The most common use I've found is for "wrapping round" your array indices.
For example, if you just want to cycle through an array repeatedly, you could use:
int a[10];
for (int i = 0; true; i = (i + 1) % 10)
{
// ... use a[i] ...
}
The modulo ensures that i
stays in the [0, 10) range.
I usually use them in tight loops, when I have to do something every X loops as opposed to on every iteration..
Example:
int i;
for (i = 1; i <= 1000000; i++)
{
do_something(i);
if (i % 1000 == 0)
printf("%d processed\n", i);
}
To print a number as string, you need the modulus to find the value of a digit.
string number_to_string(uint number) {
string result = "";
while (number != 0) {
result = cast(char)((number % 10) + '0') ~ result;
// ^^^^^^^^^^^
number /= 10;
}
return result;
}
One use for the modulus operation is when making a hash table. It's used to convert the value out of the hash function into an index into the array. (If the hash table size is a power of two, the modulus could be done with a bit-mask, but it's still a modulus operation.)
For the control number of international bank account numbers, the mod97 technique.
Also in large batches to do something after n
iterations. Here is an example for NHibernate:
ISession session = sessionFactory.openSession();
ITransaction tx = session.BeginTransaction();
for ( int i=0; i<100000; i++ ) {
Customer customer = new Customer(.....);
session.Save(customer);
if ( i % 20 == 0 ) { //20, same as the ADO batch size
//Flush a batch of inserts and release memory:
session.Flush();
session.Clear();
}
}
tx.Commit();
session.Close();
The usual implementation of buffered communications uses circular buffers, and you manage them with modulus arithmetic.

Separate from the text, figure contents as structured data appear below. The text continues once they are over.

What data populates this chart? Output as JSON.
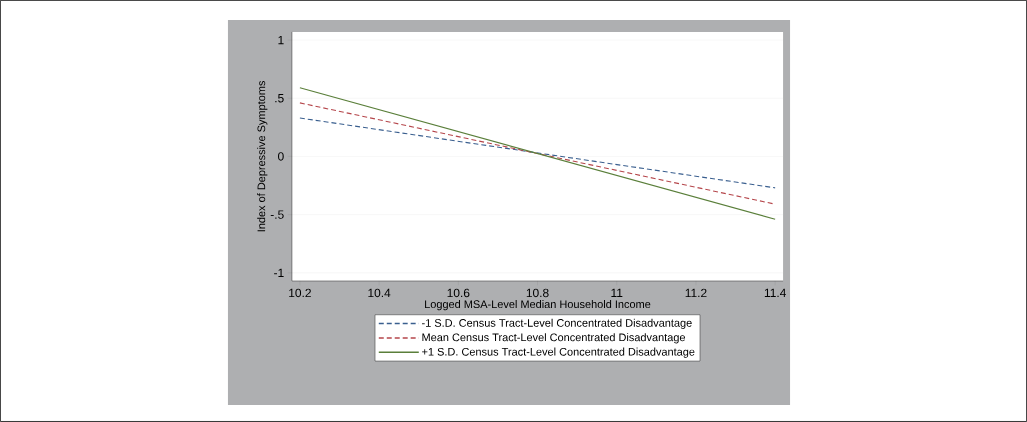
{
  "chart_data": {
    "type": "line",
    "xlabel": "Logged MSA-Level Median Household Income",
    "ylabel": "Index of Depressive Symptoms",
    "x": [
      10.2,
      11.4
    ],
    "series": [
      {
        "name": "-1 S.D. Census Tract-Level Concentrated Disadvantage",
        "color": "#3a5f8f",
        "values": [
          0.33,
          -0.27
        ],
        "line_style": "dashed"
      },
      {
        "name": "Mean Census Tract-Level Concentrated Disadvantage",
        "color": "#b5464b",
        "values": [
          0.46,
          -0.41
        ],
        "line_style": "dashed"
      },
      {
        "name": "+1 S.D. Census Tract-Level Concentrated Disadvantage",
        "color": "#5a7f3a",
        "values": [
          0.59,
          -0.54
        ],
        "line_style": "solid"
      }
    ],
    "xlim": [
      10.18,
      11.42
    ],
    "ylim": [
      -1.07,
      1.07
    ],
    "xticks": [
      10.2,
      10.4,
      10.6,
      10.8,
      11,
      11.2,
      11.4
    ],
    "yticks": [
      {
        "value": -1,
        "label": "-1"
      },
      {
        "value": -0.5,
        "label": "-.5"
      },
      {
        "value": 0,
        "label": "0"
      },
      {
        "value": 0.5,
        "label": ".5"
      },
      {
        "value": 1,
        "label": "1"
      }
    ],
    "grid": "y",
    "legend": "bottom"
  }
}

For languages that don't have bitwise operators, modulus can be used to get the lowest n bits of a number. For example, to get the lowest 8 bits of x:
x % 256
which is equivalent to:
x & 255
- Cryptography. That alone would account for an obscene percentage of modulus (I exaggerate, but you get the point).
Try the Wikipedia page too:
Modular arithmetic is referenced in number theory, group theory, ring theory, knot theory, abstract algebra, cryptography, computer science, chemistry and the visual and musical arts.
In my experience, any sufficiently advanced algorithm is probably going to touch on one more of the above topics.
Well, there are many perspectives you can look at it. If you are looking at it as a mathematical operation then it's just a modulo division. Even we don't need this as whatever % do, we can achieve using subtraction as well, but every programming language implement it in very optimized way.
And modulu division is not limited to finding odd and even numbers or clock arithmetic. There are hundreds of algorithms which need this module operation, for example, cryptography algorithms, etc. So it's a general mathematical operation like other +, -, *, /, etc.
Except the mathematical perspective, different languages use this symbol for defining built-in data structures, like in Perl %hash
is used to show that the programmer declared a hash. So it all varies based on the programing language design.
So still there are a lot of other perspectives which one can do add to the list of use of %.